February 28, 2019 / 11:41 PM / 19 days ago

Senators propose bill to let thousands of Venezuelans remain in U.S.

FILE PHOTO: Senator Marco Rubio questions witnesses before the Senate Intelligence Committee hearing about "worldwide threats" on Capitol Hill in Washington, U.S., January 29, 2019. REUTERS/Joshua Roberts/File Photo

WASHINGTON (Reuters) - Republican and Democratic U.S. senators proposed legislation on Thursday that would let an estimated 72,000 Venezuelans remain in the United States after fleeing chaos in their country.

Republican Marco Rubio and Democrat Bob Menendez introduced the legislation along with Democrats Dick Durbin, Patrick Leahy and Cory Booker. It would immediately grant “Temporary Protected Status” to allow Venezuelans who passed security checks to remain in the United States for 18 months.

There was no immediate indication of whether the Senate’s Republican leaders would allow the measure to come up for a vote. The bill’s backers hope that continued uncertainty in Venezuela and President Donald Trump’s support for the opposition movement seeking to oust socialist President Nicolas Maduro will ease any resistance.

Trump has generally been an immigration skeptic, and his administration has pushed to end TPS status for other immigrant groups, including Salvadorans, Hondurans and Haitians.

The White House did not immediately respond to a request for comment.

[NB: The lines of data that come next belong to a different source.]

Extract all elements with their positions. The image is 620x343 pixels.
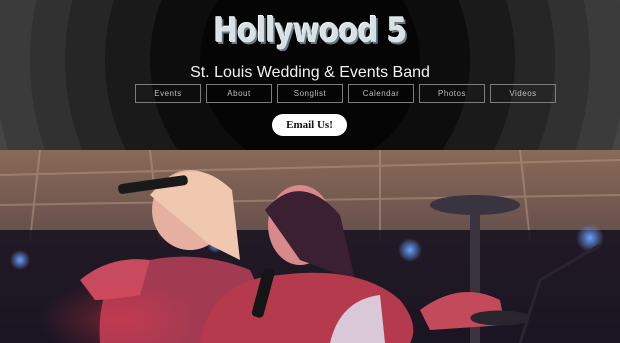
nav-item-about[interactable]: About [206, 84, 272, 103]
site-logo[interactable]: Hollywood 5 [43, 8, 576, 54]
nav-item-events[interactable]: Events [135, 84, 201, 103]
hero-photo [0, 150, 620, 343]
main-nav: Events About Songlist Calendar Photos Vi… [135, 84, 556, 103]
stage-light [10, 250, 30, 270]
nav-item-songlist[interactable]: Songlist [277, 84, 343, 103]
stage-light [398, 238, 422, 262]
band-photo-illustration [0, 150, 620, 343]
nav-item-photos[interactable]: Photos [419, 84, 485, 103]
site-tagline: St. Louis Wedding & Events Band [190, 64, 430, 81]
nav-item-videos[interactable]: Videos [490, 84, 556, 103]
nav-item-calendar[interactable]: Calendar [348, 84, 414, 103]
site-header: Hollywood 5 St. Louis Wedding & Events B… [0, 0, 620, 150]
stage-light [576, 224, 604, 252]
email-us-button[interactable]: Email Us! [272, 114, 347, 136]
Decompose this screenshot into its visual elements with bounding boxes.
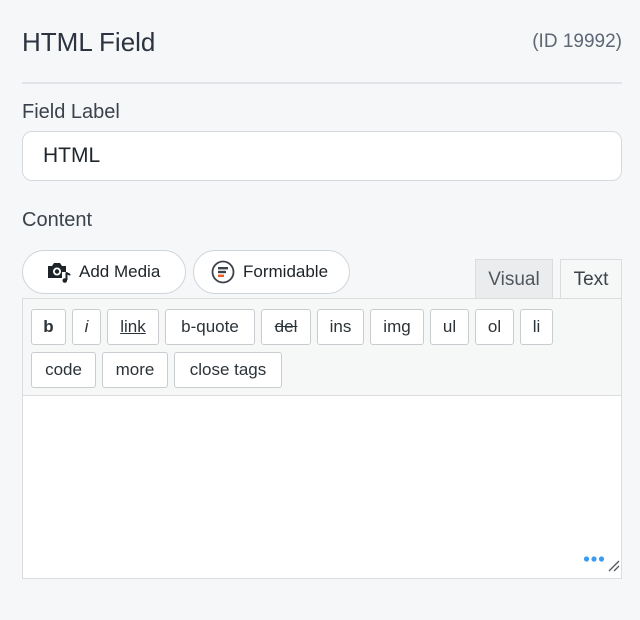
qt-ol-button[interactable]: ol xyxy=(475,309,514,345)
tab-visual[interactable]: Visual xyxy=(475,259,553,299)
qt-close-tags-button[interactable]: close tags xyxy=(174,352,282,388)
qt-code-button[interactable]: code xyxy=(31,352,96,388)
field-header: HTML Field (ID 19992) xyxy=(22,26,622,58)
formidable-logo-icon xyxy=(211,260,235,284)
formidable-label: Formidable xyxy=(243,262,329,281)
tab-text[interactable]: Text xyxy=(560,259,622,299)
field-id: (ID 19992) xyxy=(532,31,622,52)
qt-ins-button[interactable]: ins xyxy=(317,309,364,345)
camera-music-icon xyxy=(45,260,71,284)
content-textarea[interactable] xyxy=(23,396,621,578)
add-media-label: Add Media xyxy=(79,262,161,281)
resize-handle-icon[interactable] xyxy=(606,558,620,577)
field-label-heading: Field Label xyxy=(22,101,120,123)
page-title: HTML Field xyxy=(22,27,156,57)
add-media-button[interactable]: Add Media xyxy=(22,250,186,294)
qt-ul-button[interactable]: ul xyxy=(430,309,469,345)
qt-link-button[interactable]: link xyxy=(107,309,159,345)
qt-li-button[interactable]: li xyxy=(520,309,553,345)
qt-img-button[interactable]: img xyxy=(370,309,424,345)
quicktags-toolbar: b i link b-quote del ins img ul ol li co… xyxy=(23,299,621,396)
more-options-icon[interactable] xyxy=(583,550,605,568)
html-editor: b i link b-quote del ins img ul ol li co… xyxy=(22,298,622,579)
field-label-input[interactable] xyxy=(22,131,622,181)
qt-italic-button[interactable]: i xyxy=(72,309,101,345)
qt-bquote-button[interactable]: b-quote xyxy=(165,309,255,345)
header-divider xyxy=(22,82,622,84)
qt-del-button[interactable]: del xyxy=(261,309,311,345)
content-heading: Content xyxy=(22,209,93,231)
qt-bold-button[interactable]: b xyxy=(31,309,66,345)
field-settings-panel: HTML Field (ID 19992) Field Label Conten… xyxy=(0,0,640,620)
qt-more-button[interactable]: more xyxy=(102,352,168,388)
formidable-button[interactable]: Formidable xyxy=(193,250,350,294)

The International Rescue Committee, which urged the Trump administration to provide the TPS designation for Venezuelans earlier this week, has estimated that there are 72,000 Venezuelans currently in the United States who would be allowed to remain and work under the program.

The humanitarian nongovernmental organization has said that more than 3.4 million Venezuelans have left their country since 2015 as its economic crisis has deepened, and estimated that more than 5 million will be displaced by this time next year.

Similar legislation has been introduced in the House of Representatives by Republican Mario Diaz-Balart and Democrat Darren Soto.